The committee also called for more consistency in how the Working Groups characterize uncertainty
In the last assessment, each Working Group used a different variation of IPCC’s uncertainty guidelines, and the committee found that the guidance is not always followed. The Working Group II report, for example, contains some statements that were assigned high confidence but for which there is little evidence. In future assessments, all Working Groups should qualify their understanding of a topic by describing the amount of evidence available and the degree of agreement among experts; this is known as the level of understanding scale. And all Working Groups should use a probability scale to quantify the likelihood of a particular event occurring, but only when there is sufficient evidence to do so.
The IAC report recommends that IPCC complete and implement a communications strategy now in development. The strategy should emphasize transparency and include a plan for rapid but thoughtful response to crises.
IPCC’s slow and inadequate response to revelations of errors in the last assessment, as well as complaints that its leaders have gone beyond IPCC’s mandate to be “policy relevant, not policy prescriptive” in their public comments, have made communications a critical issue. The IAC report recommends that IPCC complete and implement a communications strategy now in development. The strategy should emphasize transparency and include a plan for rapid but thoughtful response to crises. The relevance of the assessments to stakeholders also needs to be considered, which may require more derivative products that are carefully crafted to ensure consistency with the underlying assessments. Guidelines are also needed on who can speak on behalf of IPCC and how to do so while remaining within the bounds of IPCC reports and mandates.

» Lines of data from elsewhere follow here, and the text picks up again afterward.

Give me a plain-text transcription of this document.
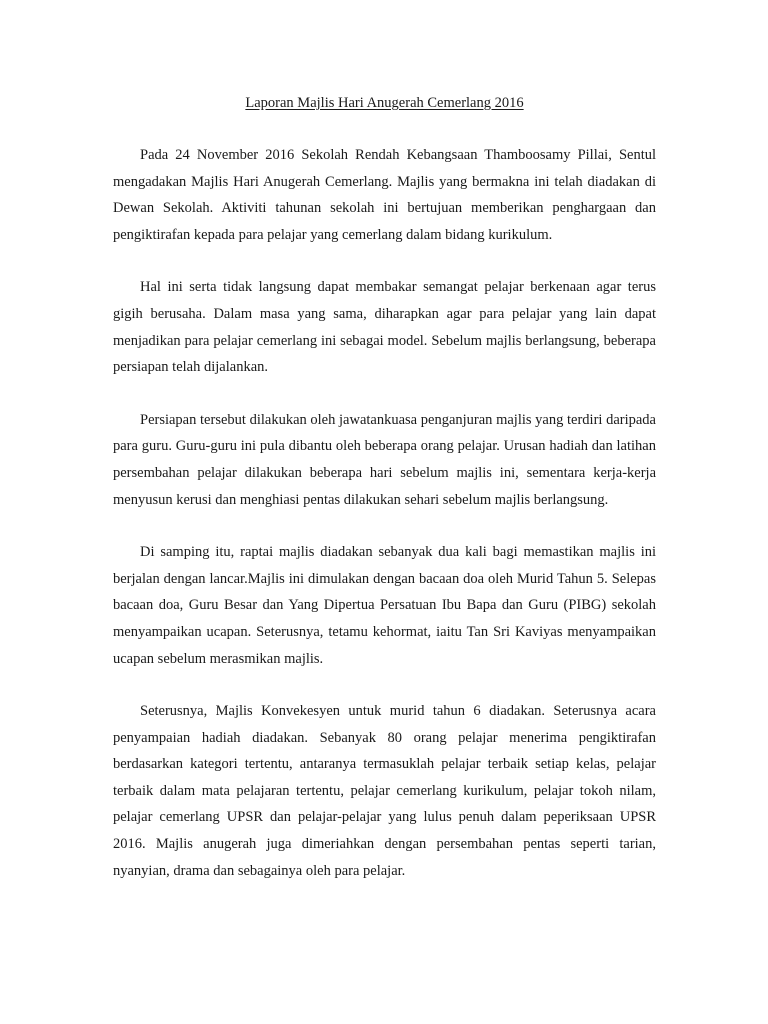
Laporan Majlis Hari Anugerah Cemerlang 2016

Pada 24 November 2016 Sekolah Rendah Kebangsaan Thamboosamy Pillai, Sentul mengadakan Majlis Hari Anugerah Cemerlang. Majlis yang bermakna ini telah diadakan di Dewan Sekolah. Aktiviti tahunan sekolah ini bertujuan memberikan penghargaan dan pengiktirafan kepada para pelajar yang cemerlang dalam bidang kurikulum.

Hal ini serta tidak langsung dapat membakar semangat pelajar berkenaan agar terus gigih berusaha. Dalam masa yang sama, diharapkan agar para pelajar yang lain dapat menjadikan para pelajar cemerlang ini sebagai model. Sebelum majlis berlangsung, beberapa persiapan telah dijalankan.

Persiapan tersebut dilakukan oleh jawatankuasa penganjuran majlis yang terdiri daripada para guru. Guru-guru ini pula dibantu oleh beberapa orang pelajar. Urusan hadiah dan latihan persembahan pelajar dilakukan beberapa hari sebelum majlis ini, sementara kerja-kerja menyusun kerusi dan menghiasi pentas dilakukan sehari sebelum majlis berlangsung.

Di samping itu, raptai majlis diadakan sebanyak dua kali bagi memastikan majlis ini berjalan dengan lancar.Majlis ini dimulakan dengan bacaan doa oleh Murid Tahun 5. Selepas bacaan doa, Guru Besar dan Yang Dipertua Persatuan Ibu Bapa dan Guru (PIBG) sekolah menyampaikan ucapan. Seterusnya, tetamu kehormat, iaitu Tan Sri Kaviyas menyampaikan ucapan sebelum merasmikan majlis.

Seterusnya, Majlis Konvekesyen untuk murid tahun 6 diadakan. Seterusnya acara penyampaian hadiah diadakan. Sebanyak 80 orang pelajar menerima pengiktirafan berdasarkan kategori tertentu, antaranya termasuklah pelajar terbaik setiap kelas, pelajar terbaik dalam mata pelajaran tertentu, pelajar cemerlang kurikulum, pelajar tokoh nilam, pelajar cemerlang UPSR dan pelajar-pelajar yang lulus penuh dalam peperiksaan UPSR 2016. Majlis anugerah juga dimeriahkan dengan persembahan pentas seperti tarian, nyanyian, drama dan sebagainya oleh para pelajar.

The IAC committee urged IPCC to be even more creative in maintaining flexibility in the character and structure of assessments
The IAC committee credited IPCC with having proved its adaptability, and urged it to be even more creative in maintaining flexibility in the character and structure of assessments, including possibly releasing the Working Group I report, which examines the physical scientific aspects of climate change, a few years ahead so the other Working Groups can take advantage of the results.
IPCC needs to be as transparent as possible in detailing its processes, particularly its criteria for selecting participants and the type of scientific and technical information to be assessed.
The committee emphasized that in the end the quality of the assessment process and results depends on the quality of the leadership at all levels: “It is only by engaging the energy and expertise of a large cadre of distinguished scholars as well as the thoughtful participation of government representatives that high standards are maintained and that truly authoritative assessments continue to be produced.” It also stressed that because intense scrutiny from policymakers and the public is likely to continue, IPCC needs to be as transparent as possible in detailing its processes, particularly its criteria for selecting participants and the type of scientific and technical information to be assessed.